Lucini e lo spettro
che aleggia a palazzo

Se ci fosse un Renzi alle viste e se la legge consentisse di cambiare il sindaco in corsa senza passare dal voto, Mario Lucini potrebbe interpetare in maniera perfetta la parte di Enrico Letta. Salutato con grande entusiasmo e grandi aspettative nel giorno del suo insediamento a palazzo Cernezzi (esattamente come il nipote di Gianni alla presidenza del Consiglio), si ritrova ora contestato e criticato da una buona fetta dei suoi sostenitori.

Basta sfogliare La Provincia uscita in questi giorni: alle proteste virulente dei commercianti contro l’estensione della zona senz’auto e, forse in maniera più condivisibile, contro i criteri e i tempi di adozione del provvedimento, si aggiunge una netta bocciatura da parte del presidente degli albergatori, Roberto Cassani, un allarme lanciato dall’ex presidente dell’Ordine degli architetti Angelo Monti sull’immobilismo della città (lo potete leggere nelle pagine di cronaca).

Basta poi girare per Como per capire come tra la gente vi sia scontento per le condizioni in cui si trovano le strade martoriate dalle buche, il verde e l’arredo urbano.

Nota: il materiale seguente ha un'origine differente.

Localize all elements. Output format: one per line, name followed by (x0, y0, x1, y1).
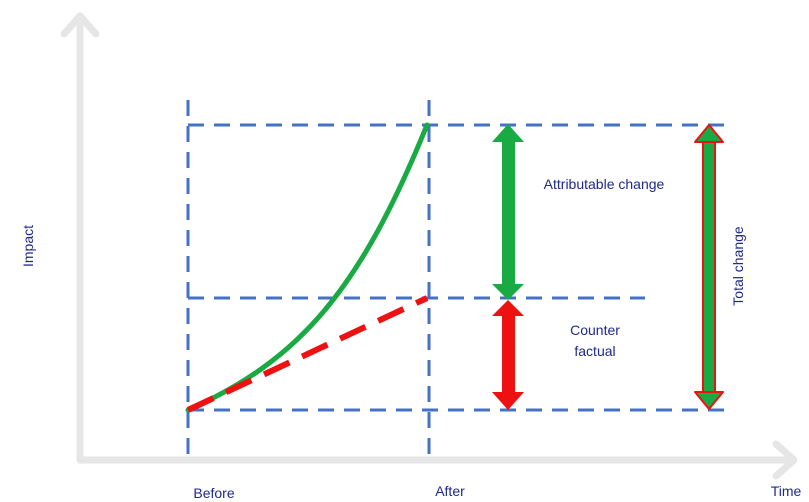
x-axis-label: Time (771, 483, 802, 499)
total-change-arrow (694, 124, 724, 410)
total-change-label: Total change (730, 226, 746, 306)
y-axis-label: Impact (20, 225, 36, 267)
y-axis-arrowhead (60, 12, 100, 38)
actual-impact-curve (185, 122, 430, 413)
attributable-change-arrow (492, 124, 524, 300)
counterfactual-label-line2: factual (574, 343, 615, 359)
axes (60, 12, 798, 480)
attributable-change-label: Attributable change (544, 176, 665, 192)
counterfactual-arrow (492, 300, 524, 410)
before-label: Before (193, 485, 234, 501)
x-axis-arrowhead (772, 440, 798, 480)
after-label: After (435, 483, 465, 499)
counterfactual-line (186, 295, 429, 413)
guide-lines (186, 100, 730, 462)
counterfactual-label-line1: Counter (570, 322, 620, 338)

Tutte quelle piccole cose per cui, a prescindere dalle difficoltà di bilancio del Comune, dalla nuova amministrazione ci si sarebbe aspettato di più. C’è che sostiene che si stava meglio quando si stava peggio. Cioè nell’epopea di Stefano Bruni.

Anche sul versante politico, le acque sono tutt’altro che tranquille, nonostante i comunicati e le dichiarazioni ufficiali che tentano di gettare camomilla sul fuoco. L’assessore Gisella Introzzi ha un tasso di impopolarità non irrilevante all’interno della stessa maggioranza, dove i consueti appetiti di poltrone rischiano di creare una situazione dagli esiti incontrollabili.

Per questa ragione il sindaco ha deciso di blindare la squadra perché toccare una sola casella significherebbe il rischio di un effetto domino. Ma questa certo non è la cura migliore per il mal di pancia. Il fatto che, con apprezzabile sincerità, Lucini ammetta di non trovare nessuno (si presume all’esterno dell’amministrazione) all’altezza della poltrona di assessore alle Finanze, è un’altra spia di un rapporto con la società civile che si è sfilacciato. Certo, va detto che quell’assessorato è un cammino di spine paragonabile al ministero per l’Economia del governo nazionale. Renzi però alla fine un volontario con le carte in regola lo ha trovato. Il primo cittadino di Como rischia invece di essere costretto a tenersi una delega che non agevola certo la popolarità , con un bilancio che gronda sangue e costringerà il sindaco assessore, salvo miracolosi interventi di soccorso renziano, ad agire sulla dolorosa leva delle tasse comunali. Considerato che i comaschi sono reduci da un aumento dei parcheggi blu (il famoso incremento deciso dal dirigente Lorini all’insaputa di Lucini e dell’assessore alla partita Daniela Gerosa, poi cancellato dal sindaco ma solo per qualche mese) si può comprendere come possa essere accolta un’altra stangatina.

Insomma, mettendo tutto in fila, forse il sindaco dovrebbe avviare una riflessione sullo stato dell’arte del suo percorso amministrativo e magari far conoscere qual è il suo disegno di città. Non tanto per riguadagnare popolarità, ma per agevolare la sua opera. senza doversi confrontare e scontrare ogni giorno con i critici dentro e fuori il palazzo.

Certo, il suo, oggi, è uno dei lavori più ingrati e difficili. Ma il fantasma della giunta Bruni, rimasta di fatto immobile per due anni a causa delle divisioni interne e di una serie di decisioni sciagurate, è lì che aleggia ancora nell’ufficio più importante di palazzo Cernezzi.